Unwinding the katestematic/kinetic issue, and these issues that we are talking about in this section, could and would consume our entire attention if we let it. Here's another article that came through my email today on the same topic asking the same questions:
We can and will continue to discuss this issue because it is like a veil over the whole of Epicurean philosophy, and unless we lift it we never get to actually living and applying the Epicurean worldview. That's one of the reasons I think I will always see Lucretius as the real starting point to Epicurus. Lucretius explains the nature of the world and our place in it in practical terms and he never gets lost in "absence of pain" or seems to consider this issue important at all. I don't really think that Epicurus or the founding Greek Epicureans did either, thus we don't see this issue obsessed over in the texts we have left, and there's no hint that it was a major topic in other texts that are lost.
Our challenge, I think, is to articulate an understandable and coherent big picture overview of Epicurean philosophy and then get back to the original task: living life as happily as possible. That means spending as much time as possible with friends who also share the same perspective, and (given the nature of things) that in itself means that we have to train ourselves like Lucretius to be able to present the big picture in a persuasive way without being sidetracked by our philosophic enemies.

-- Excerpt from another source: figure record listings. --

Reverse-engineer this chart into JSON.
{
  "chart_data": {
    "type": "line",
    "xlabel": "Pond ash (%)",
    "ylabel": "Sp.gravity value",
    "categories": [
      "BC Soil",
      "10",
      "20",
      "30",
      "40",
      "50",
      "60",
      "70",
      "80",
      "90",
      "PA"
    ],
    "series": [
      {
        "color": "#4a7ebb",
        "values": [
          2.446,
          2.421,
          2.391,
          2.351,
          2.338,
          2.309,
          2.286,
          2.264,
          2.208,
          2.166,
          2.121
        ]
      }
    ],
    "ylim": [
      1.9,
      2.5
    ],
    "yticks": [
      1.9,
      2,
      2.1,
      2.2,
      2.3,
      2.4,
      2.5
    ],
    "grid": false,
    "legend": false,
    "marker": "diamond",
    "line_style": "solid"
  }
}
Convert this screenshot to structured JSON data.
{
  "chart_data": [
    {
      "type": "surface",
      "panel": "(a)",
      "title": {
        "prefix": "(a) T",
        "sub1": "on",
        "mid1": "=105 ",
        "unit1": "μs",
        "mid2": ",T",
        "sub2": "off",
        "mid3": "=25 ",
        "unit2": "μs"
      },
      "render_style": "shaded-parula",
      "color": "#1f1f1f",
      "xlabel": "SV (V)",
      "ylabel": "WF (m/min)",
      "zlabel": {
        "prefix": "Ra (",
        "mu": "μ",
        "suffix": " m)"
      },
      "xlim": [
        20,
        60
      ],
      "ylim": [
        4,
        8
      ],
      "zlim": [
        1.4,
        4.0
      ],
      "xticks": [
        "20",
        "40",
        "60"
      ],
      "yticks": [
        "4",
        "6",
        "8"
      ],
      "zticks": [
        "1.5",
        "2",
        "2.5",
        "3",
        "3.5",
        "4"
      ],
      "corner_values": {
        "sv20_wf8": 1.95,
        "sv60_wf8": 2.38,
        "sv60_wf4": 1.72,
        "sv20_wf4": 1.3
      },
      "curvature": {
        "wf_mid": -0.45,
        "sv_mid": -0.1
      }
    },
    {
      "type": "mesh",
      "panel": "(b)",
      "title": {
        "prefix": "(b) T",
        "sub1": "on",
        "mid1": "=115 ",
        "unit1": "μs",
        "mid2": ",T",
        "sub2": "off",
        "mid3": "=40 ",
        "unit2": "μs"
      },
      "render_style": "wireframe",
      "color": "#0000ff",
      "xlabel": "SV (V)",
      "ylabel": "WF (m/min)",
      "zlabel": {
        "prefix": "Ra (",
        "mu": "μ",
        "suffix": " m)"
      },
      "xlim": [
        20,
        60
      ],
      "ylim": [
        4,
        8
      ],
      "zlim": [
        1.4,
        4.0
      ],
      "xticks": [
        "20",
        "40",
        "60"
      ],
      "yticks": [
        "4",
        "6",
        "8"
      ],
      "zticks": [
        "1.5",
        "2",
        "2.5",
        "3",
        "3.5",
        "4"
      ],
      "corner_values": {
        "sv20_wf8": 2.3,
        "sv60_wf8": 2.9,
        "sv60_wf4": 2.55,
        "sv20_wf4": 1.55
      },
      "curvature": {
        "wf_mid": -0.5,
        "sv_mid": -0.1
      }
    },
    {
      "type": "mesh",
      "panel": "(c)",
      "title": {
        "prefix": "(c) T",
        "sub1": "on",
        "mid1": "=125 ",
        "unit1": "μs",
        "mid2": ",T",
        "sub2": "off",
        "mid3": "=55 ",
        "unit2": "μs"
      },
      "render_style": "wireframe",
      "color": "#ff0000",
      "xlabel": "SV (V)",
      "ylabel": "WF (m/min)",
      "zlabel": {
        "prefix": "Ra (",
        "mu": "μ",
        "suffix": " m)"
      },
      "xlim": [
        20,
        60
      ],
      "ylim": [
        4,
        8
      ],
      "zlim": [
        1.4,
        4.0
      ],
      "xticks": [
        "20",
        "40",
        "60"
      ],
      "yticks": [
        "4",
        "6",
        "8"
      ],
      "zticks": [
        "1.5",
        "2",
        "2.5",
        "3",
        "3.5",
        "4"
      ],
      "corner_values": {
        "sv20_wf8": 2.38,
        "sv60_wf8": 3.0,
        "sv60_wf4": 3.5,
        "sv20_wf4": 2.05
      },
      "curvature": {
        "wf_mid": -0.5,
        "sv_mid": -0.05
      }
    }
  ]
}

In fact, it is tempting to trace the decline and fall of the Epicurean period to the time of Cicero and his elevation of these word-game arguments to the heart of the discussion. Very little confident forward-thinking successful Epicurean writing has emerged in the 2000 years since this the time of Lucretius and the philosophy got hijacked into this sidetrack of a discussion. Most of the ink spilled on this topic has been an absolute waste - which again I think was Cicero's intention, picked up by many others along the way.